Lentiviral vectors carrying siRNA inhibit S1PR3 gene expression in the corpus cavernosum smooth muscle cells of rats with spontaneous hypertension.
- Author:
Bang-Cai WU
1
;
Ji-Yi XIA
1
;
Rui JIANG
1
;
Hai-Fan YANG
1
Author Information
1. Department of Urology, The Affiliated Hospital of Southwest Medical University, Luzhou, Sichuan 646000, China.
- Publication Type:Journal Article
- Keywords:
RNA interference;
corpus cavernosum smooth muscle cell;
lentiviral vector;
sphingosine-1-phosphate receptor 3;
spontaneous hypertension rat
- MeSH:
Animals;
Down-Regulation;
Gene Expression;
Genetic Vectors;
Green Fluorescent Proteins;
metabolism;
Lentivirus;
genetics;
Male;
Myocytes, Smooth Muscle;
metabolism;
Nitric Oxide Synthase Type III;
metabolism;
Penis;
metabolism;
RNA, Messenger;
RNA, Small Interfering;
genetics;
metabolism;
Random Allocation;
Rats;
Rats, Inbred WKY;
Receptors, Lysosphingolipid;
genetics;
metabolism;
Signal Transduction;
Sphingosine-1-Phosphate Receptors;
Transfection;
rho-Associated Kinases;
metabolism
- From:
National Journal of Andrology
2017;23(2):110-119
- CountryChina
- Language:Chinese
-
Abstract:
Objective:To screen lentiviral vectors carrying siRNA which can specifically down-regulate the gene expression of the sphingosine-1-phosphate receptor 3 (S1PR3) in the corpus cavernosum smooth muscle (CCSM) cells of rats with spontaneous hypertension (SHT) and investigate the influence of the vectors on the signaling pathways of ROCK1, ROCK2 and eNOS in the CCSM cells of SHT rats.
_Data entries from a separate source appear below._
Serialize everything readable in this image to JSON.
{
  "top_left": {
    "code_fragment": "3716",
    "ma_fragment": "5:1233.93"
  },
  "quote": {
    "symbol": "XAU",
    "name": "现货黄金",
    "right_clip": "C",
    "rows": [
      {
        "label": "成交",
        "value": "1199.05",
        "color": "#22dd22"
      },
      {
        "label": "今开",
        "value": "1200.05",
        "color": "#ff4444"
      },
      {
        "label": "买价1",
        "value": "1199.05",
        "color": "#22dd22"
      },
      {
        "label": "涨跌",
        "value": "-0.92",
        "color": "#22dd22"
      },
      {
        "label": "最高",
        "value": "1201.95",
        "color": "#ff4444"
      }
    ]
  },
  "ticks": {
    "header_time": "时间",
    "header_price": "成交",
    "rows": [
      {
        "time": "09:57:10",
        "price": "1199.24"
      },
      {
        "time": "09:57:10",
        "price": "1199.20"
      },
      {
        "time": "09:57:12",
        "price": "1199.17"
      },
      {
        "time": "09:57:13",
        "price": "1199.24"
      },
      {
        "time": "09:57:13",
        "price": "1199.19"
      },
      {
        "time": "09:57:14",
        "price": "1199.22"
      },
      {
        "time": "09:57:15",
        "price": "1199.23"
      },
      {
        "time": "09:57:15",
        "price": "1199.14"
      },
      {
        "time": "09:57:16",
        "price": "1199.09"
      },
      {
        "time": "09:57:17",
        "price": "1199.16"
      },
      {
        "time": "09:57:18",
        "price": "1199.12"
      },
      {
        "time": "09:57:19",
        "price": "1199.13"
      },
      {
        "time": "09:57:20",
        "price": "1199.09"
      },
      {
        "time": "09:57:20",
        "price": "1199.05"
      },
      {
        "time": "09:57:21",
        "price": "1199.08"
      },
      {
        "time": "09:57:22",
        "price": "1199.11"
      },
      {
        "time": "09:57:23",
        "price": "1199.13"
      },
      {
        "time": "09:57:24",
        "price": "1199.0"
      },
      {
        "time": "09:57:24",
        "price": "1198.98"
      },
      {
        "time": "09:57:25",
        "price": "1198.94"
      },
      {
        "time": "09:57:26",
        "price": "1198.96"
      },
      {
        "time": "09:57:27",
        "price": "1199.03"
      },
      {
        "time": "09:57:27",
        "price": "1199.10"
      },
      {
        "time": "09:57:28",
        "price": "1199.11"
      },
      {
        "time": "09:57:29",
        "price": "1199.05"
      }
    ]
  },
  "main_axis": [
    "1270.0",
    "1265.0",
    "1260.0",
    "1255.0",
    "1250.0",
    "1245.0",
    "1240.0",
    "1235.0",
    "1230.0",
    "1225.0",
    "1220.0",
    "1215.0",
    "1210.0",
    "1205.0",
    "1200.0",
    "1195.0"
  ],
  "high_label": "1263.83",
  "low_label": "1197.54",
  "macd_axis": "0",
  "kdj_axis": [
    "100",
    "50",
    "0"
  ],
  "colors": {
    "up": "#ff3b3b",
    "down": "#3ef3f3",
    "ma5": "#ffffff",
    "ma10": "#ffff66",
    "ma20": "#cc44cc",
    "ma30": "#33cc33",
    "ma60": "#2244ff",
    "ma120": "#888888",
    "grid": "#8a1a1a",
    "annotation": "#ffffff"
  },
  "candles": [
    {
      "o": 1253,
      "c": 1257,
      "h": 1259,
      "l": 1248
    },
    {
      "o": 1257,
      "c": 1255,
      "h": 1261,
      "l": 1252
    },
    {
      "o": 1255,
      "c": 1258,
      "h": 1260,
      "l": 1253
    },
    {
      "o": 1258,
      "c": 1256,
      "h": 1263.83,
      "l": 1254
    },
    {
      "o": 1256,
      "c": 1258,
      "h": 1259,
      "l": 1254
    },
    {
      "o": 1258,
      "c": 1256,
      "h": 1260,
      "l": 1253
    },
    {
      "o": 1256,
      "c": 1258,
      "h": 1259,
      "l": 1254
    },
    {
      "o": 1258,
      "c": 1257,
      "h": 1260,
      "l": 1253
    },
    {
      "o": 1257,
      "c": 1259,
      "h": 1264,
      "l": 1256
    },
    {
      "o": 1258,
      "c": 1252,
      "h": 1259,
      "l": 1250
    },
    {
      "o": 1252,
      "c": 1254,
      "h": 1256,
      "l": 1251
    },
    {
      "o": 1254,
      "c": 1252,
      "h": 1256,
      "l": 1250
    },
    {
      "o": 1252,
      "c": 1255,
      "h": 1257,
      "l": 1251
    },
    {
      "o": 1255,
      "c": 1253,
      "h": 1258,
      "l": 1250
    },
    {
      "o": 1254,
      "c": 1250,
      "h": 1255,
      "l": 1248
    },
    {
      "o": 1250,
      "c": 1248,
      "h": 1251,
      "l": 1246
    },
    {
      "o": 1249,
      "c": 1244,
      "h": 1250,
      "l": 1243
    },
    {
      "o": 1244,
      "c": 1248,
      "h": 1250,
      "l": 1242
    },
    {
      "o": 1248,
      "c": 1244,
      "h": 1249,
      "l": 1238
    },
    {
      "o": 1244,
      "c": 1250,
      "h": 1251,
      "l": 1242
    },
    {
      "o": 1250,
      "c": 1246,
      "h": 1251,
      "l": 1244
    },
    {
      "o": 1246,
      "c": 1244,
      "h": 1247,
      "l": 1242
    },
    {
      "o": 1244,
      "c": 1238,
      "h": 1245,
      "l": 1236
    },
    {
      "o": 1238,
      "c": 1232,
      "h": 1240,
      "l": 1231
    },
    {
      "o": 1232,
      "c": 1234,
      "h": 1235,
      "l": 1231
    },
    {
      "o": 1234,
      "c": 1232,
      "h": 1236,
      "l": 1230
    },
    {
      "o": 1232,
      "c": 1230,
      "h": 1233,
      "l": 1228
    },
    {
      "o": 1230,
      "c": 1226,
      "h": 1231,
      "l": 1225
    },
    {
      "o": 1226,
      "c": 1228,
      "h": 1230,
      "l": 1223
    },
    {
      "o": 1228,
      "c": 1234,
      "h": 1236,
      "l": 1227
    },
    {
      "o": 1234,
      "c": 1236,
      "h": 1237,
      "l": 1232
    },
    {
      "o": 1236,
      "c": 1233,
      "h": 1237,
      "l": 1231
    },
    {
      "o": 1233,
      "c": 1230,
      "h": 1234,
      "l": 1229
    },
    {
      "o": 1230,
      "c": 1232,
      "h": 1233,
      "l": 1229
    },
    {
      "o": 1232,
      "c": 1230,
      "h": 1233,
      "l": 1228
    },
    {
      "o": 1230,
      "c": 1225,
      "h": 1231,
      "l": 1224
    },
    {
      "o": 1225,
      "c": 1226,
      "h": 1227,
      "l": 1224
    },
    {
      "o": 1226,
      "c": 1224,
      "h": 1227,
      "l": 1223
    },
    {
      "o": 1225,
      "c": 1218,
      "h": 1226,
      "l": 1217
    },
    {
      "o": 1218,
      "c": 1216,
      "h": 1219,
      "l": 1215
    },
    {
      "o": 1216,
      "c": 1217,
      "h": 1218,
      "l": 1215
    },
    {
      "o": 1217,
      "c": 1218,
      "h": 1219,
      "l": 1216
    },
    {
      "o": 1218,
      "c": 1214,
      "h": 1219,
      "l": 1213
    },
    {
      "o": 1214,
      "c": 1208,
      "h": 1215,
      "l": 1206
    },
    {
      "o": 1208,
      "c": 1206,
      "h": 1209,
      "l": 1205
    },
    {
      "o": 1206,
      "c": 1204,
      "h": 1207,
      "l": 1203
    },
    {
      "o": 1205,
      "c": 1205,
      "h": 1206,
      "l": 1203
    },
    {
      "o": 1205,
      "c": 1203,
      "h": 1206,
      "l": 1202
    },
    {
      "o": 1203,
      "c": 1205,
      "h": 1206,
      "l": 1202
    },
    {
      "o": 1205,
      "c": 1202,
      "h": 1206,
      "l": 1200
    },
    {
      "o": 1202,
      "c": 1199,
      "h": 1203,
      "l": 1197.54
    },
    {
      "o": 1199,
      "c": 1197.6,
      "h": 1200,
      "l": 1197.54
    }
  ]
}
METHODS:Using the S1PR3 mRNA sequence of the rat as an interfering target, we designed and synthesized three pairs of siRNA sequences (siRNA1, 2 and 3) targeting S1PR3 and one pair of negative control, and then constructed and packaged them into lentiviral vectors. We cultured the CCSM cells of SHT and Wistar-Kyoto (WKY) rats in vitro and randomly divided them into groups A (SHT untransfected control), B (SHT transfected and carrying negative control virus), C (SHT transfected and carrying siRNA1 targeting S1PR3), D (SHT transfected and carrying siRNA2 targeting S1PR3), E (SHT transfected and carrying siRNA3 targeting S1PR3), and F (WKY untransfected control). With the multiplicity of infection (MOI) = 60, we transfected the CCSM cells of the SHT rats with the lentiviral vector and then determined the expression of the green fluorescent protein (GFP) as well as the mRNA and protein expressions of S1PR3, ROCK1, ROCK2 and eNOS in the CCSM cells of the SHT and WKY rats by RT-PCR and Western blot.
RESULTS:Gene sequencing proved the successful construction of the lentiviral vector. The transfection efficiency of the CCSM cells of the rats was >80% in groups B, C, D and E. Compared with group A, the mRNA and protein expressions of S1PR3, ROCK1 and ROCK2 exhibited no significant difference in group B but were remarkably decreased in groups C, D, E and F (P< 0.05), most significantly in group E, with the inhibition rates of the mRNA and protein expressions of S1PR3 of (34.2±2.9) and (77.7±4.7)%, those of ROCK1 of (33.3±1.4) and (51.1±7.3)%, and those of ROCK2 of (30.8±3.6) and (58.32±5.5)%, respectively. The mRNA and protein expressions of eNOS in group A showed no significant difference from those in groups B, C, D and E (P>0.05) but remarkably lower than those in group F (P< 0.05). Compared with group F, the mRNA and protein expressions of S1PR3, ROCK1 and ROCK2 were not significantly different from those in group E (P>0.05) but markedly increased in groups A, B, C and D (P< 0.05), while those of eNOS remarkably decreased in groups A, B, C, D and E (P< 0.05).
CONCLUSIONS:The three constructed lentiviral vectors carrying siRNA targeting different loci of the S1PR3 gene could significantly inhibit the expression of S1P3 as well as RhoA/Rho kinase signaling pathways in the CCSM cells of SHT rats, and the vector carrying siRNA3 exhibited the highest inhibitory effect.